Веселые человечки: культурные герои советского детства | страница 18
Понятно, что в изоляции эти регистры не существуют. Все три находятся в состоянии постоянного динамического взаимодействия и взаимовлияния. Посмотрим, как эти динамики проявились в репрезентациях веселых человечков.
Символическая дисфункция: детки в клетке
Сквозной темой текстов, собранных в этом сборнике, является своеобразное удивление по поводу принципиальной нетипичности, неклассифицируемости — или, в иной транскрипции — структурной лиминальности веселых человечков. Эти персонажи как будто застряли между — между принципиальными пунктами отправления и прибытия, будь то пол, возраст или местонахождение. Например, Елена Прохорова отмечает половую «неопределенность» кукольных героев передачи «Спокойной ночи, малыши» [54]. Лиля Кагановская пишет о «субъективной эластичности» Зайца и Волка из мультсериала «Ну, погоди!».
Елена Барабан анализирует двойственность географического местонахождения городских героев мультфильмов о дяде Федоре.
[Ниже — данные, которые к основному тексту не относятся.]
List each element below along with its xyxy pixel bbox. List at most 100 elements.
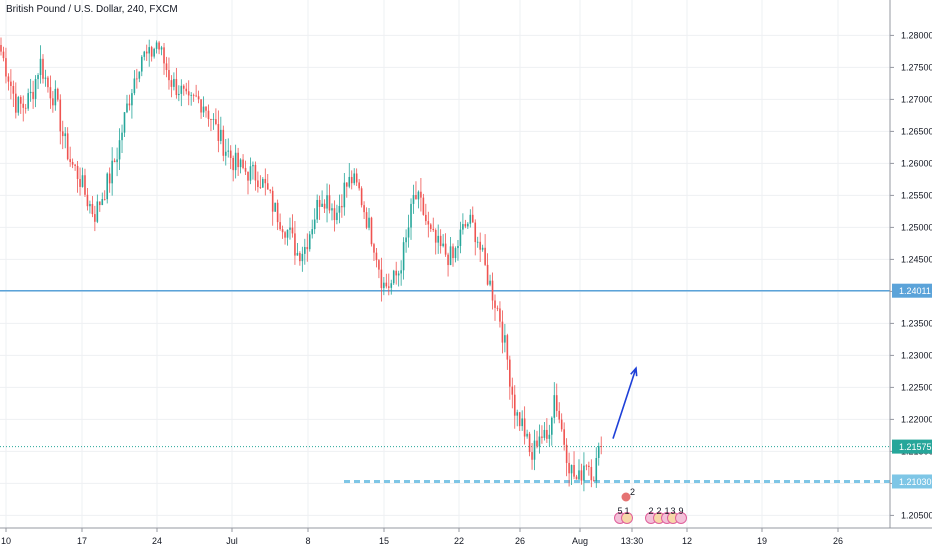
candle-body xyxy=(269,189,272,191)
candle xyxy=(363,201,365,220)
candle xyxy=(469,209,472,228)
event-flag-icon[interactable] xyxy=(620,491,632,503)
time-axis[interactable]: 10 17 24 Jul 8 15 22 26 Aug 13:30 12 19 26 xyxy=(0,527,932,546)
economic-events[interactable]: 25 1 2 2 1 3 9 xyxy=(614,487,687,524)
candle-body xyxy=(341,206,343,208)
candle xyxy=(276,199,279,231)
candle-body xyxy=(336,212,338,221)
candle-body xyxy=(116,159,118,163)
candle-body xyxy=(568,462,570,474)
candle xyxy=(52,90,54,113)
candle xyxy=(138,71,141,83)
candle-body xyxy=(244,167,247,172)
candle-body xyxy=(187,91,190,96)
candle xyxy=(150,45,153,62)
candle xyxy=(145,44,148,61)
candle-body xyxy=(47,77,49,88)
candle-body xyxy=(308,234,311,250)
time-tick-label: 12 xyxy=(682,536,692,546)
candle xyxy=(140,55,143,77)
candle-body xyxy=(390,283,393,288)
candle-body xyxy=(242,159,244,168)
candle-body xyxy=(516,412,519,416)
candle-body xyxy=(434,230,437,243)
candle-body xyxy=(138,71,141,79)
candle xyxy=(333,200,336,232)
candle xyxy=(491,272,494,310)
candle-body xyxy=(153,48,155,57)
candle xyxy=(560,413,563,432)
candle xyxy=(429,223,432,232)
candle-body xyxy=(425,214,427,222)
forecast-arrowhead xyxy=(630,366,638,377)
candle-body xyxy=(128,103,131,106)
candle-body xyxy=(479,241,481,250)
price-tick-label: 1.25000 xyxy=(901,222,932,232)
candle xyxy=(378,259,380,279)
candle xyxy=(294,220,296,265)
candle-body xyxy=(350,176,353,184)
time-tick-label: 26 xyxy=(833,536,843,546)
candle xyxy=(96,194,99,224)
candle xyxy=(521,410,523,431)
candle xyxy=(5,47,7,84)
candle-body xyxy=(2,51,5,59)
candle-body xyxy=(113,160,116,163)
candle xyxy=(432,217,435,232)
candle-body xyxy=(590,466,593,481)
candle xyxy=(7,73,10,91)
candle-body xyxy=(301,253,304,262)
candle-body xyxy=(494,300,496,308)
candle-body xyxy=(140,56,143,72)
candle xyxy=(220,116,222,145)
event-badge[interactable] xyxy=(675,512,687,524)
candle-body xyxy=(585,465,588,467)
candle-body xyxy=(365,212,368,228)
candle xyxy=(165,56,168,78)
candle xyxy=(121,124,123,154)
candle xyxy=(553,382,556,424)
candle-body xyxy=(271,190,274,212)
candle-body xyxy=(222,129,225,156)
candle-body xyxy=(49,87,52,99)
candle-body xyxy=(37,75,39,80)
candlestick-series xyxy=(0,37,603,492)
price-tick-label: 1.28000 xyxy=(901,30,932,40)
candle-body xyxy=(395,270,397,276)
candle xyxy=(516,409,519,427)
candle-body xyxy=(348,176,351,187)
event-badge-count: 2 xyxy=(648,506,653,516)
candle-body xyxy=(15,93,17,113)
candle-body xyxy=(583,465,585,481)
candle-body xyxy=(96,201,99,222)
event-badge-count: 1 xyxy=(624,506,629,516)
candle xyxy=(368,208,370,231)
candle-body xyxy=(103,199,106,200)
candle xyxy=(410,198,412,240)
price-axis[interactable]: 1.28000 1.27500 1.27000 1.26500 1.26000 1.255… xyxy=(889,0,932,528)
candle xyxy=(518,411,521,431)
candle xyxy=(415,181,417,200)
candle xyxy=(19,95,22,114)
candle xyxy=(133,70,136,96)
candle-body xyxy=(407,227,410,238)
candle xyxy=(459,221,462,254)
candle xyxy=(94,205,96,232)
candle-body xyxy=(61,131,64,137)
candle-body xyxy=(476,241,479,243)
candle xyxy=(108,167,111,193)
event-badge[interactable] xyxy=(621,512,633,524)
candle xyxy=(200,99,202,119)
candle xyxy=(420,177,422,212)
candle xyxy=(397,270,400,287)
candle-body xyxy=(570,464,573,474)
candle xyxy=(210,118,212,132)
candle xyxy=(511,377,514,409)
candle xyxy=(444,233,447,257)
candle xyxy=(365,207,368,230)
candle xyxy=(244,160,247,176)
candle xyxy=(538,424,541,454)
candle xyxy=(427,211,430,238)
candle-body xyxy=(165,63,168,71)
Мария Майофис обращает внимание на специфичность «взрослости» Карлсона. Примеры можно множить, но, пожалуй, предельно четко эта тенденция зафиксирована в характеристике Чебурашки из мультфильма «Крокодил Гена» (1969), о котором пишут Сергей Кузнецов и Константин Ключкин. Главный герой мультфильма, по его собственным словам, «неизвестно кто». Эта «неизвестность», понятно, есть следствие используемых классификационных схем. Проблема Чебурашки не в самом Чебурашке, а в том, что его — как выразился сторож из мультфильма — «не знают куда посадить» [55] (Илл. 3).
Илл. 3. Вне клетки: сторож объясняет продавцу, обнаружившему Чебурашку, что в зоопарке этому зверю не место. Кадр из мультфильма «Крокодил Гена» (реж. Р. Качанов, киностудия «Союзмультфильм», 1969)
Такое отсутствие доступной субъектной позиции — смысловой «клетки» с соответствующим «ярлыком-означающим» — безусловно, может трактоваться по-разному. С. Кузнецов видит в структурной «неприкаянности» веселых человечков отражение социального «изгойства» советской интеллигенции. К. Ключкин трактует эту неприкаянность как свидетельство общего ощущения «заброшенности», свойственного позднесоветской аудитории в целом. Е. Барабан связывает эту же неприкаянность с желанием «человечков» прагматически дистанцироваться по отношению к «обществу», ставшему для них чуждым.
Вполне допуская возможность такого социологического прочтения художественных текстов, я бы хотел предложить еще одну интерпретацию. Я думаю, что, помимо фантазий о социальной неприкаянности, эта «неизвестность» персонажа является еще и любопытным отражением ситуации, в которой сама символическая система — тот самый лакановский Символический порядок — утратила свою способность воспроизводить стабильные сети отношений и смыслов.